Primo, come già detto, oggi non è in gioco solo la creazione o distruzione netta di posti di lavoro, quanto la loro polarizzazione. Viene messo in discussione uno dei capisaldi delle politiche convenzionali: “Education, Education, Education” (T. Blair). Secondo Robert Gordon, uno dei maggiori studiosi in questo campo, negli Stati Uniti già si registra il fenomeno della overqualification di massa, ossia un gran numero di giovani che trovano lavoro (se lo trovano) con mansioni molto inferiori alla loro qualificazione. Secondo un rapporto ISTAT appena pubblicato un terzo dei giovani italiani con un lavoro svolge una mansione inferiore al proprio titolo di studio. Secondo J. Lanier, uno dei guru dell’informatica, “le persone comuni saranno svalutate, mentre le più vicine ai computer più importanti saranno preziosissime. Quale sarà il destino delle “persone comuni”?

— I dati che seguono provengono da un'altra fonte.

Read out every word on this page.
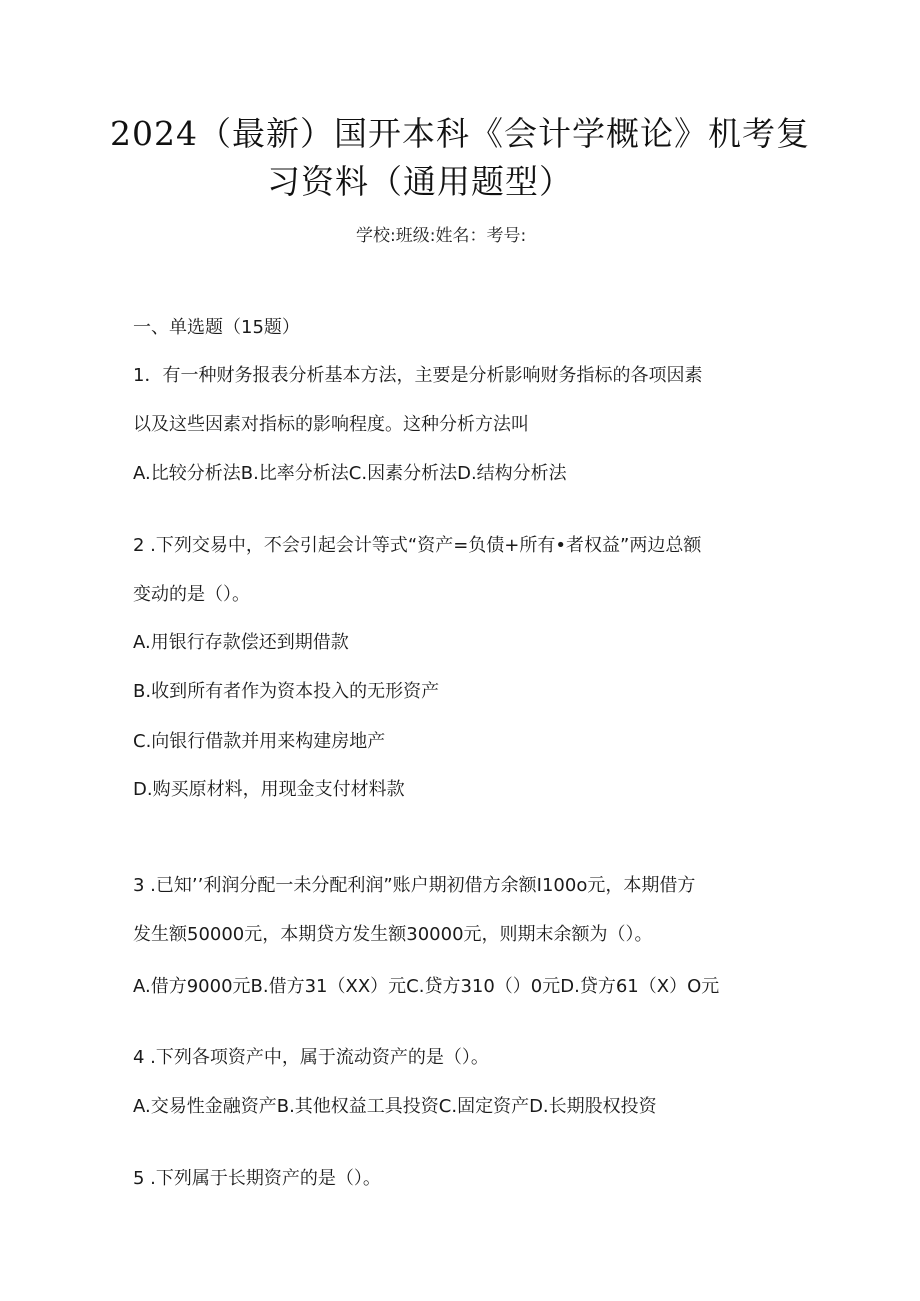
2024（最新）国开本科《会计学概论》机考复
习资料（通用题型）
学校:班级:姓名：考号:
一、单选题（15题）
1．有一种财务报表分析基本方法，主要是分析影响财务指标的各项因素
以及这些因素对指标的影响程度。这种分析方法叫
A.比较分析法B.比率分析法C.因素分析法D.结构分析法
2 .下列交易中，不会引起会计等式“资产=负债+所有•者权益”两边总额
变动的是（）。
A.用银行存款偿还到期借款
B.收到所有者作为资本投入的无形资产
C.向银行借款并用来构建房地产
D.购买原材料，用现金支付材料款
3 .已知’’利润分配一未分配利润”账户期初借方余额I100o元，本期借方
发生额50000元，本期贷方发生额30000元，则期末余额为（）。
A.借方9000元B.借方31（XX）元C.贷方310（）0元D.贷方61（X）O元
4 .下列各项资产中，属于流动资产的是（）。
A.交易性金融资产B.其他权益工具投资C.固定资产D.长期股权投资
5 .下列属于长期资产的是（）。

Secondo, quanta disuguaglianza dobbiamo/possiamo accettare? Uguaglianza dei punti di partenza, ma non dei punti di arrivo, è un’idea che ha un suo fondamento morale, ed è stata anche molto popolare. Il problema, esattamente come nello sport, è se la gara si svolge in maniera equa e onesta, e in che misura il risultato di ciascuno dipende solo da sé stesso. Ad ogni modo, né la storia, né la (buona) teoria autorizzano a credere che il libero mercato sia un sistema in grado spontaneamente di limitare le disuguaglianze nella distribuzione del reddito e della ricchezza. Ogni società presenta una propria attitudine alla disuguaglianza economica e istituzioni atte a gestirla. Ma non è solo questione ideologica o culturale: stiamo toccando con mano che oltrepassare la soglia di tolleranza produce importanti effetti collaterali: squilibri macroeconomici tra capacità produttiva ed espansione della domanda (effetti di composizione delle propensioni al consumo e al risparmio), squilibri finanziari (aumento dell’indebitamento delle classi medio-basse), squilibri fiscali (tensione sul sistema di welfare; aumento del debito pubblico o aumento della pressione fiscale), tensioni socio-politiche.

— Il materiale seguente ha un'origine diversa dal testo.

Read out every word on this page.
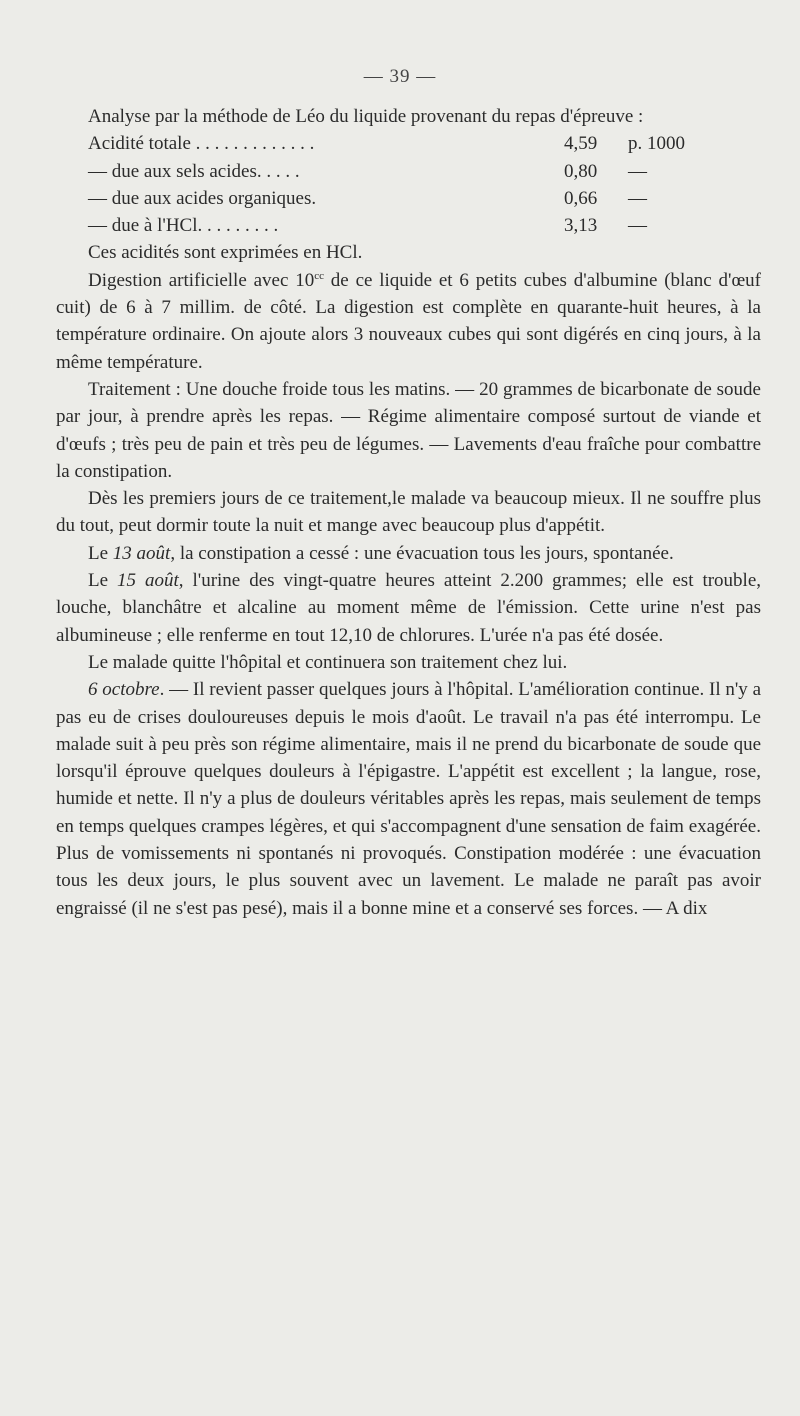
— 39 —

Analyse par la méthode de Léo du liquide provenant du repas d'épreuve :

Acidité totale . . . . . . . . . . . . .	4,59	p. 1000
— due aux sels acides. . . . .	0,80	—
— due aux acides organiques.	0,66	—
— due à l'HCl. . . . . . . . .	3,13	—

Ces acidités sont exprimées en HCl.

Digestion artificielle avec $10^{cc}$ de ce liquide et 6 petits cubes d'albumine (blanc d'œuf cuit) de 6 à 7 millim. de côté. La digestion est complète en quarante-huit heures, à la température ordinaire. On ajoute alors 3 nouveaux cubes qui sont digérés en cinq jours, à la même température.

Traitement : Une douche froide tous les matins. — 20 grammes de bicarbonate de soude par jour, à prendre après les repas. — Régime alimentaire composé surtout de viande et d'œufs ; très peu de pain et très peu de légumes. — Lavements d'eau fraîche pour combattre la constipation.

Dès les premiers jours de ce traitement,le malade va beaucoup mieux. Il ne souffre plus du tout, peut dormir toute la nuit et mange avec beaucoup plus d'appétit.

Le 13 août, la constipation a cessé : une évacuation tous les jours, spontanée.

Le 15 août, l'urine des vingt-quatre heures atteint 2.200 grammes; elle est trouble, louche, blanchâtre et alcaline au moment même de l'émission. Cette urine n'est pas albumineuse ; elle renferme en tout 12,10 de chlorures. L'urée n'a pas été dosée.

Le malade quitte l'hôpital et continuera son traitement chez lui.

6 octobre. — Il revient passer quelques jours à l'hôpital. L'amélioration continue. Il n'y a pas eu de crises douloureuses depuis le mois d'août. Le travail n'a pas été interrompu. Le malade suit à peu près son régime alimentaire, mais il ne prend du bicarbonate de soude que lorsqu'il éprouve quelques douleurs à l'épigastre. L'appétit est excellent ; la langue, rose, humide et nette. Il n'y a plus de douleurs véritables après les repas, mais seulement de temps en temps quelques crampes légères, et qui s'accompagnent d'une sensation de faim exagérée. Plus de vomissements ni spontanés ni provoqués. Constipation modérée : une évacuation tous les deux jours, le plus souvent avec un lavement. Le malade ne paraît pas avoir engraissé (il ne s'est pas pesé), mais il a bonne mine et a conservé ses forces. — A dix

Le ricette convenzionali promosse sino ad ora raccomandano modelli di “crescita inclusiva”, ma i risultati non sono stati all’altezza della sfida. E qui, secondo la maggior parte degli studiosi, siamo al cuore della crisi delle democrazie liberali nei principali paesi occidentali.

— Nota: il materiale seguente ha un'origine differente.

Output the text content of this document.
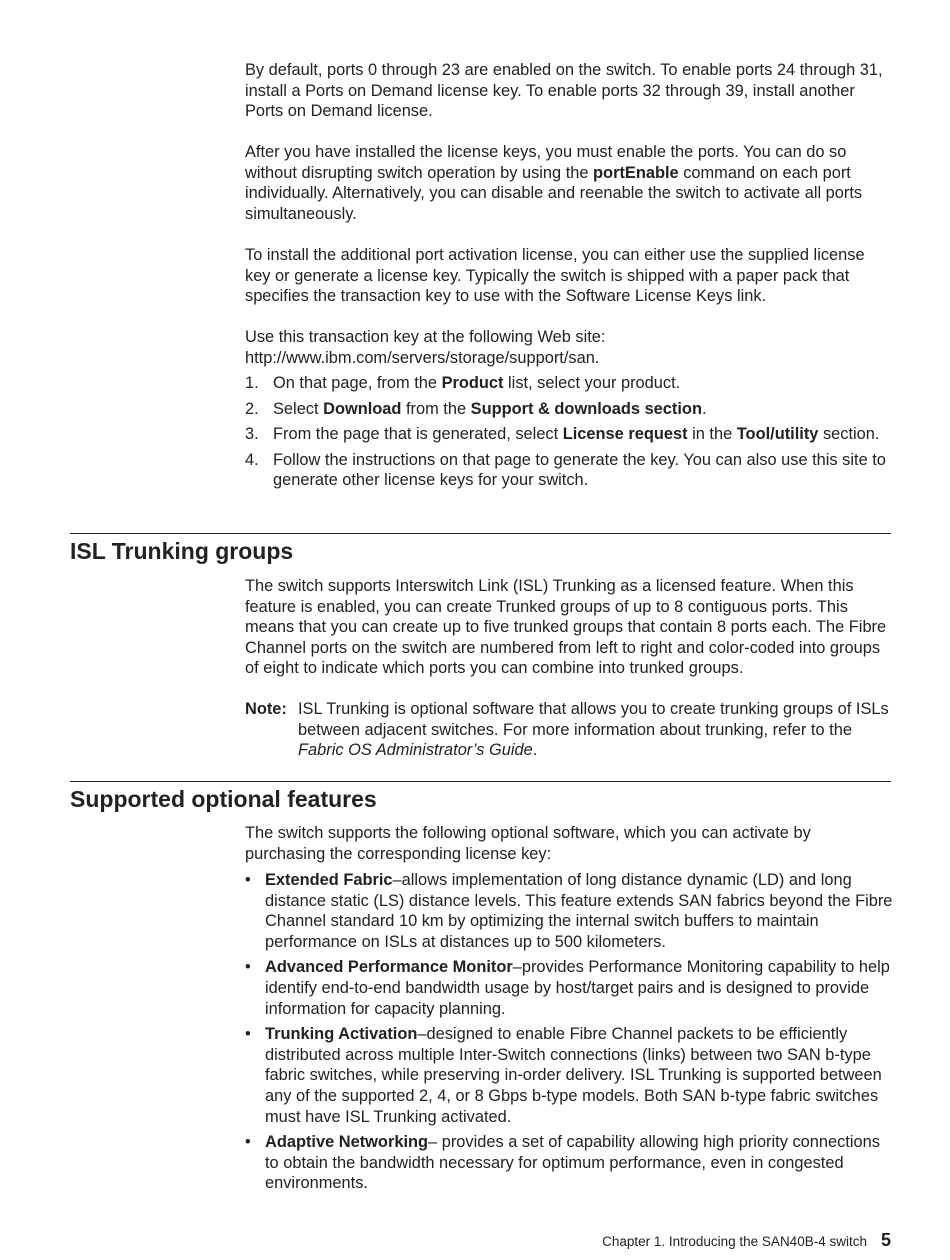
By default, ports 0 through 23 are enabled on the switch. To enable ports 24 through 31, install a Ports on Demand license key. To enable ports 32 through 39, install another Ports on Demand license.

After you have installed the license keys, you must enable the ports. You can do so without disrupting switch operation by using the portEnable command on each port individually. Alternatively, you can disable and reenable the switch to activate all ports simultaneously.

To install the additional port activation license, you can either use the supplied license key or generate a license key. Typically the switch is shipped with a paper pack that specifies the transaction key to use with the Software License Keys link.

Use this transaction key at the following Web site: http://www.ibm.com/servers/storage/support/san.

1. On that page, from the Product list, select your product.
2. Select Download from the Support & downloads section.
3. From the page that is generated, select License request in the Tool/utility section.
4. Follow the instructions on that page to generate the key. You can also use this site to generate other license keys for your switch.
ISL Trunking groups

The switch supports Interswitch Link (ISL) Trunking as a licensed feature. When this feature is enabled, you can create Trunked groups of up to 8 contiguous ports. This means that you can create up to five trunked groups that contain 8 ports each. The Fibre Channel ports on the switch are numbered from left to right and color-coded into groups of eight to indicate which ports you can combine into trunked groups.

Note: ISL Trunking is optional software that allows you to create trunking groups of ISLs between adjacent switches. For more information about trunking, refer to the Fabric OS Administrator’s Guide.
Supported optional features

The switch supports the following optional software, which you can activate by purchasing the corresponding license key:

• Extended Fabric–allows implementation of long distance dynamic (LD) and long distance static (LS) distance levels. This feature extends SAN fabrics beyond the Fibre Channel standard 10 km by optimizing the internal switch buffers to maintain performance on ISLs at distances up to 500 kilometers.
• Advanced Performance Monitor–provides Performance Monitoring capability to help identify end-to-end bandwidth usage by host/target pairs and is designed to provide information for capacity planning.
• Trunking Activation–designed to enable Fibre Channel packets to be efficiently distributed across multiple Inter-Switch connections (links) between two SAN b-type fabric switches, while preserving in-order delivery. ISL Trunking is supported between any of the supported 2, 4, or 8 Gbps b-type models. Both SAN b-type fabric switches must have ISL Trunking activated.
• Adaptive Networking– provides a set of capability allowing high priority connections to obtain the bandwidth necessary for optimum performance, even in congested environments.
Chapter 1. Introducing the SAN40B-4 switch 5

Per una mutazione del sistema economico. La capacità di adattamento che Salvati auspica per vincere la seconda Grande Trasformazione evoca un’analogia biologica. Ma l’evoluzione biologica di successo non opera solo per adattamento, bensì anche per mutazioni. Il lieto fine della prima Grande Trasformazione non fu l’esito di adattamento, ma come ricorda Munchau, di una mutazione del sistema, prodotta non dalla Natura, ma dall’intelligenza e volontà umana organizzata in forme politiche e sociali, di cui la sinistra riformatrice dell’epoca fu protagonista. Poi venne il riformismo adattivo; quale ne sia il giudizio storico, il punto è che non ha più chance evolutive. Intervenire (moderatamente) a valle degli esiti prodotti dalle forze di mercato, quando disuguaglianze e insicurezze a monte peggiorano fortemente, diventa un Fatica di Sisifo insostenibile. Soprattutto se si vuol mantenere l’equilibrio finanziario del sistema. Occorre invece un cambio di codice genetico, aprendosi alle elaborazioni di politiche in grado di agire, governare, e mutare direttamente le forze di mercato, ricostruendo un capitalismo socialmente equo, progressivo, sostenibile, così come fu fatto dai nostri progenitori.

L’agenda di oggi è molto diversa da quella di allora, e spazia dalla regolazione dei sistemi finanziari in funzione dei loro rapporti con l’industria e i risparmiatori, al ribilanciamento della mobilità internazionale dei fattori produttivi, dal tema dei confini della potestà legislativa e impositiva rispetto alle grandi entità economico-finanziarie transnazionali, alla revisione dei trattati commerciali in chiave di equità economica e sociale, dalle nuove forme di controllo e di governo delle imprese e delle relazioni industriali in chiave di responsabilità sociale e ambientale, alla ridefinizione dei diritti di proprietà (intellettuale) e partecipazione rispetto ai processi d’innovazione tecnologica. Le idee non mancano; manca la capacità e la volontà politica di ascoltarle, organizzarle e tradurle in azione.